Derek, Have you looked at the MTF charts that Canon provides for their lenses? The part that is being "wasted" is ALWAYS the worst part of the lens's performance (and it is indeed sometimes terrible), even though you may be right that it was expensive to get it even that good! The extra price you have to pay to get "back" your wide-angle capability is offset by two things - you get to use the sweet part of ALL your lenses and you get the "free" telephoto benefits from the 1.6 format factor.

Not only that, you can still use all the lenses.

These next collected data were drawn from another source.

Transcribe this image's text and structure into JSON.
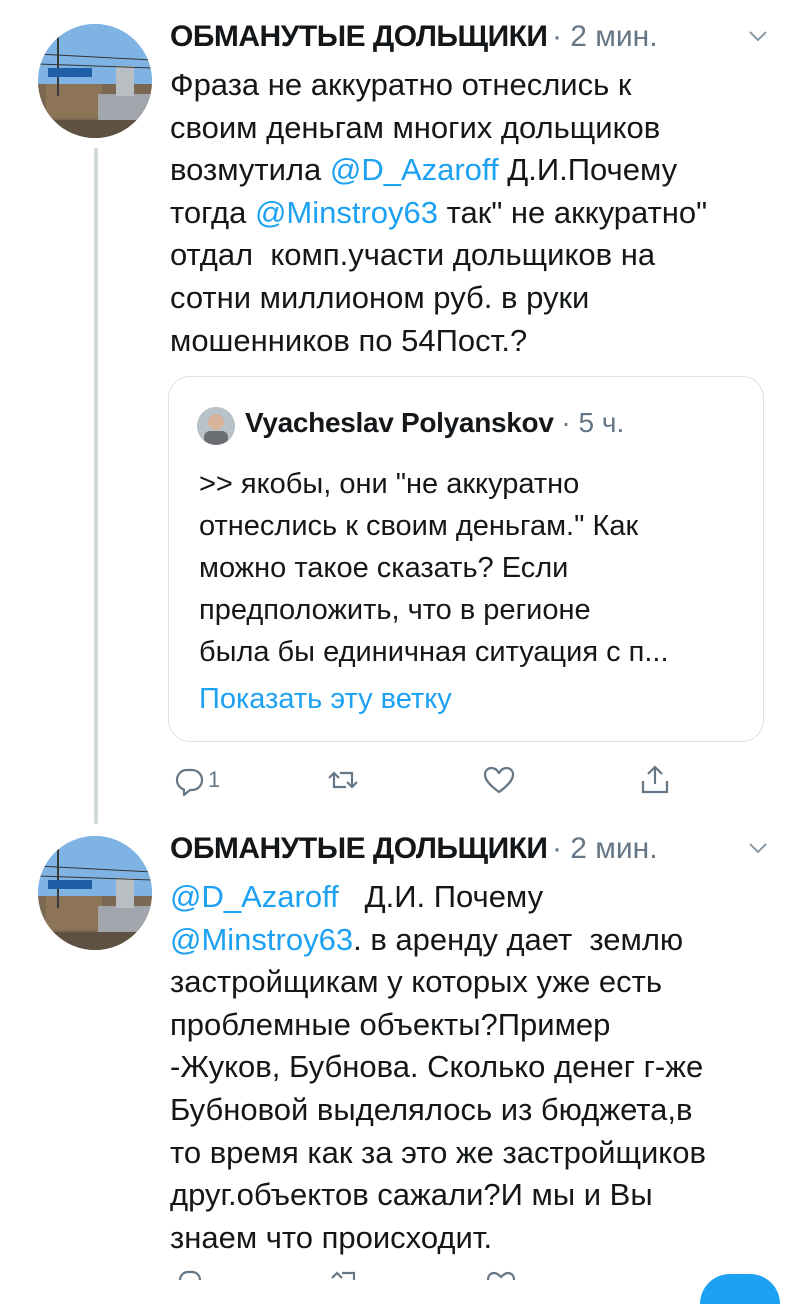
{
  "tweets": [
    {
      "author": "ОБМАНУТЫЕ ДОЛЬЩИКИ",
      "time": "· 2 мин.",
      "text_parts": [
        {
          "t": "Фраза не аккуратно отнеслись к\nсвоим деньгам многих дольщиков\nвозмутила "
        },
        {
          "t": "@D_Azaroff",
          "mention": true
        },
        {
          "t": " Д.И.Почему\nтогда "
        },
        {
          "t": "@Minstroy63",
          "mention": true
        },
        {
          "t": " так\" не аккуратно\"\nотдал  комп.участи дольщиков на\nсотни миллионом руб. в руки\nмошенников по 54Пост.?"
        }
      ],
      "quote": {
        "author": "Vyacheslav Polyanskov",
        "time": "· 5 ч.",
        "text": ">> якобы, они \"не аккуратно\nотнеслись к своим деньгам.\" Как\nможно такое сказать? Если\nпредположить, что в регионе\nбыла бы единичная ситуация с п...",
        "link": "Показать эту ветку"
      },
      "actions": {
        "reply_count": "1",
        "retweet_count": "",
        "like_count": ""
      }
    },
    {
      "author": "ОБМАНУТЫЕ ДОЛЬЩИКИ",
      "time": "· 2 мин.",
      "text_parts": [
        {
          "t": "@D_Azaroff",
          "mention": true
        },
        {
          "t": "   Д.И. Почему\n"
        },
        {
          "t": "@Minstroy63",
          "mention": true
        },
        {
          "t": ". в аренду дает  землю\nзастройщикам у которых уже есть\nпроблемные объекты?Пример\n-Жуков, Бубнова. Сколько денег г-же\nБубновой выделялось из бюджета,в\nто время как за это же застройщиков\nдруг.объектов сажали?И мы и Вы\nзнаем что происходит."
        }
      ]
    }
  ],
  "colors": {
    "accent": "#1da1f2",
    "muted": "#657786",
    "text": "#14171a",
    "border": "#dbe1e6"
  },
  "icons": [
    "reply-icon",
    "retweet-icon",
    "like-icon",
    "share-icon",
    "chevron-down-icon"
  ]
}
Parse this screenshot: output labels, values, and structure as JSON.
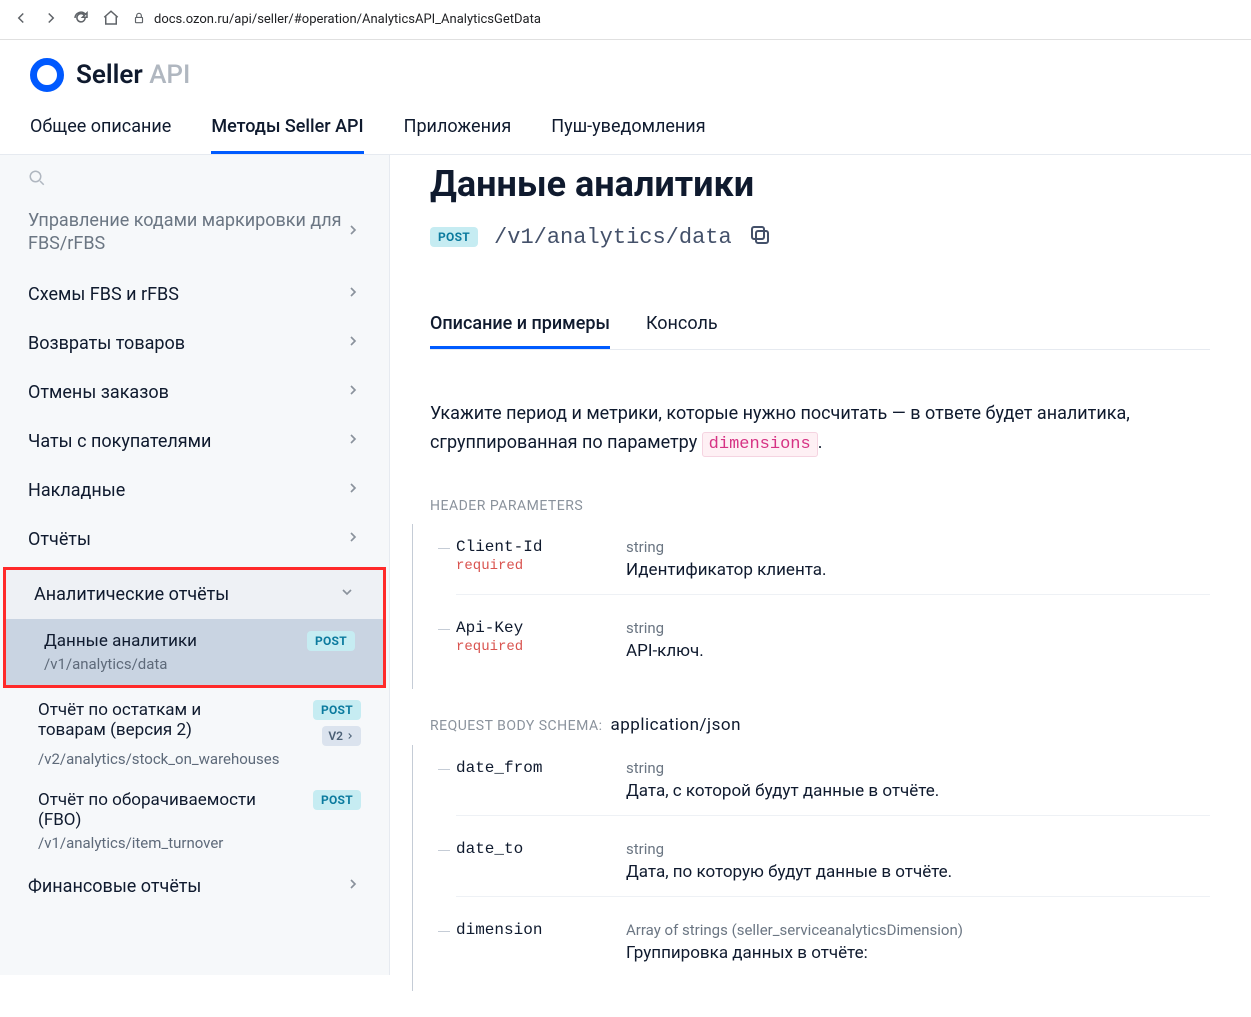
{
  "browser": {
    "url": "docs.ozon.ru/api/seller/#operation/AnalyticsAPI_AnalyticsGetData"
  },
  "logo": {
    "seller": "Seller ",
    "api": "API"
  },
  "nav": {
    "items": [
      "Общее описание",
      "Методы Seller API",
      "Приложения",
      "Пуш-уведомления"
    ],
    "active_index": 1
  },
  "sidebar": {
    "truncated_top": "Управление кодами маркировки для FBS/rFBS",
    "items": [
      "Схемы FBS и rFBS",
      "Возвраты товаров",
      "Отмены заказов",
      "Чаты с покупателями",
      "Накладные",
      "Отчёты"
    ],
    "expanded": {
      "label": "Аналитические отчёты",
      "active": {
        "title": "Данные аналитики",
        "path": "/v1/analytics/data",
        "badge": "POST"
      },
      "sub2": {
        "title": "Отчёт по остаткам и товарам (версия 2)",
        "path": "/v2/analytics/stock_on_warehouses",
        "badge": "POST",
        "v2": "V2"
      },
      "sub3": {
        "title": "Отчёт по оборачиваемости (FBO)",
        "path": "/v1/analytics/item_turnover",
        "badge": "POST"
      }
    },
    "last": "Финансовые отчёты"
  },
  "main": {
    "title": "Данные аналитики",
    "method_badge": "POST",
    "endpoint": "/v1/analytics/data",
    "tabs": {
      "t1": "Описание и примеры",
      "t2": "Консоль"
    },
    "description_pre": "Укажите период и метрики, которые нужно посчитать — в ответе будет аналитика, сгруппированная по параметру ",
    "description_code": "dimensions",
    "description_post": ".",
    "header_params_label": "HEADER PARAMETERS",
    "header_params": [
      {
        "name": "Client-Id",
        "required": "required",
        "type": "string",
        "desc": "Идентификатор клиента."
      },
      {
        "name": "Api-Key",
        "required": "required",
        "type": "string",
        "desc": "API-ключ."
      }
    ],
    "body_label": "REQUEST BODY SCHEMA:",
    "body_value": "application/json",
    "body_params": [
      {
        "name": "date_from",
        "type": "string",
        "desc": "Дата, с которой будут данные в отчёте."
      },
      {
        "name": "date_to",
        "type": "string",
        "desc": "Дата, по которую будут данные в отчёте."
      },
      {
        "name": "dimension",
        "type": "Array of strings (seller_serviceanalyticsDimension)",
        "desc": "Группировка данных в отчёте:"
      }
    ]
  }
}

Perhaps the introduction of the Canon EF mount was before your purchase of your "expensive" glass, but the owners of the predecessor mount (the FD) couldn't even put their lenses on the "new and improved" EOS EF camera system.

So life ain't so bad !

Andy

lightandlife
21st of September 2003 (Sun), 22:03
freelans wrote:
A round sensor would result in a uniform degradation in the edges rather than any enhancement.
Neat idea though. :)

4 corners are softer than the middle of any side. A round sensor would eliminate these 4 soft corners and expand the mid sections of each side.

Man, there is always a trade-off. A round sensor eliminates the soft corners and expand the sharper image area. So with a round sensor, you get a larger sharper area, say 20% more than a square sensor.

First, note that lenses are round. Suppose one could measure sharpness by the distance between the center and a point on the image area, zero being the sharpest and 1 being the barely acceptable sharpness. A sensor of 2" x 3" will give you only a sharp circle with radius 1. All other points outside the area would be blurred. What a waste of digital resources? With such images one would crop a square inside the circle. It is like a square orange with thick skin, and the juicy part is a really small globe inside. Some Japanese scientists tried to market square (actually cubic) watermelons unsuccessfully, although it was easy to pile them up, like films.

I think less than half the shots taken are actually printed. If the pics are for Internet or e-mailing, round pics may become handy.

Trying to get a square image from a round lens is fundamentally, and philosophically wrong. But inventors did it because of square films. Now we are not bound by square films. Digital should free camera designers.

Rayz
22nd of September 2003 (Mon), 00:42
lightandlife wrote:

Trying to get a square image from a round lens is fundamentally, and philosophically wrong. But inventors did it because of square films. Now we are not bound by square films. Digital should free camera designers.


And trying to make a square lens is much more difficult. If it wasn't, we'd have them. We live in a predominantly square world of man-made objects; rectangular houses, walls, paintings, TV screens, printers, loudspeakers, books etc, etc, etc. Most things are squarish and if they're not, like aeroplanes and lenses, there's a good practical reason for it.

lightandlife
22nd of September 2003 (Mon), 05:48
There is a good reason for not producing square lenses.
Cost!

Also there were many good reasons for producing square camera (meaning box). Not any more for digital sensors. We can still house them in squares or cubes.

RWChimself
22nd of September 2003 (Mon), 09:30
Having recently researched this issue with specific reference to my desire to persuade my personal financial enabler to fund me a 1Ds. I have formed the opinion that the latest Kodak medium format back at 16Mp would well and truly satisfy many fellow photo-thesbians BUT of course the image "size" of this device is bigger than the 1Ds SO one assumes that a print made to a good exhibition size would look "better" from a 16Mp DCR Back than1Ds which in turn might suggest that a 1Ds with a 24Mp sensor i.e. 1/3 more pixells than the Kodak joy machine could well match it in every way except one - namely selling price, which one would most earnestly hope was much lower.

Let's have more pixells and have done with it, oh and add in a 24 bit dynamic range as well, but not for the next 10 years because after that time, and being a penioner I will be too old to care.